Me sorprendió mucho escucharlo; a pesar de tener un léxico coprolálico hasta los cocos, no pude creer que eso se lo estuviera diciendo a un niño de cuatro (o quizá menos) años, quien probablemente sólo piensa en la palabra “color” cuando tiene en frente algo rosado, o amarillo, celeste, o magenta, lo que sea; peor aún fue ver que el anciano al que atendía, abuelo del pequeño, también reía por el comentario. “Ah, ahí está la güeá”, pensé, “la estupidez viene de familia”. Y no pude hacer nada más que gruñir y quitarle el saludo al muy hijo de puta.
Al final de cuentas, el niño se quedó callado, mirándolos a todos como si sintiera una horrible culpa por haber caído tontamente bajo el hechizo de ese llamativo auto rosado, el que por sólo $100 te da casi un minuto de diversión llena de luces y música como sacada de la guerra de Vietnam. Y así, día a día, miles de casos como éste en todo el país, continente y mundo, llenando de odio e ideas totalmente primitivas e imbéciles a pequeños que ni siquiera tienen la noción de lo que se les dice e inculca.
Así día a día, en todas partes del mundo…

           


           

Historia #29: Esas estúpidas "creepypastas"

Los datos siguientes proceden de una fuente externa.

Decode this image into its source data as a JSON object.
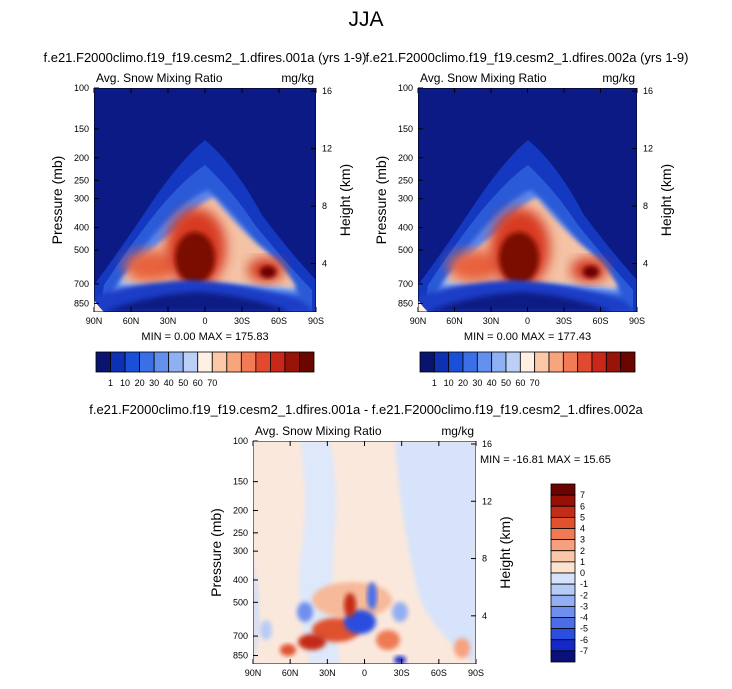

Hace algún tiempo, cambié todas mis cartas Mitos y Leyendas por una consola Nintendo 64 usada, con unos cuantos juegos bastante malos (de esos que nadie compraría aunque costaran mil pesos) y un par de Joysticks (así se llamaban sus famosos e incómodos controles) algo defectuosos. Me sentí contento, maravillado por poder volver a repetir las experiencias que me hacían tan feliz cuando era un inocente niño que no solía salir de su casa por nada, menos aún en vacaciones de invierno o verano.
Sin embargo, sucedió que uno de estos juegos con los que venía mi consola no tenía carátula como los demás; de hecho, estaba rayado con plumón rojo permanente, como si un niño de cinco años hubiera hecho su primera obra de arte en él. Entonces recordé una creepypasta relacionada con un cartucho maldito que se parecía bastante al mío (al menos en lo físico), lo que me asustó bastante. Pensé: “¿y si el cartucho está de veras maldito y de verdad me ocurre algo malo?”; unas cuantas veces estuve a punto de insertarlo en la ranura de la consola y darle play a ver qué ocurría, pero siempre lo sacaba antes de seguir con mi tonta y suicida idea; por eso nunca descubrí qué juego era…
Hasta que una noche, luego de haber bebido mucho vino tinto y otras porquerías con mis amigos, volví a casa golpeando las paredes por no poder sostenerme muy bien con mis piernas. Fue ahí que antes de dejarme caer como un verdadero saco de papas sobre la cama, con ropa y todo, reparé en que había dejado el famoso juego sin nombre sobre un montón de suciedad en mi mesita de noche; sentí un escalofrío al verlo, pero como estaba borracho, lo tomé y lo puse en la consola, diciendo en trabajosa voz alta: “ahhh, juego culiao’”. Con una mano temblorosa por culpa del alcohol y el temor, encendí el televisor y después la consola, llevándome una grata sorpresa al darme cuenta que el juego que llevaba evitando por meses, era en realidad Star Fox 64, uno de mis favoritos. ¡No podía creer lo idiota que había sido todo ese tiempo, temiéndole a un simple juego sin nombre por leer unas cuantas historias falsas sobre un caso parecido al mío por Internet! Me dieron ganas de reventarme las bolas por estúpido.
De todas maneras, fue desde ese entonces que me he vuelto más amigo del alcohol y su gran poder para hacer que hasta el más nena de los hombres gane la valentía necesaria para hacer todo lo que tenga en mente.
¿Si esta historia tiene una moraleja? ¡Por supuesto que sí: si tienen miedo, beban vino tinto, o lo que sea, y se les pasará al instante!; y si no se les acaba con eso, pues denle más duro a la botella hasta quedar inconscientes: seguro que ahí no sentirán nada, ni siquiera miedo, nada de nada.



Estado #5



−¿Vo’ soy güeón, o le creí’ a la Pilar Sordo?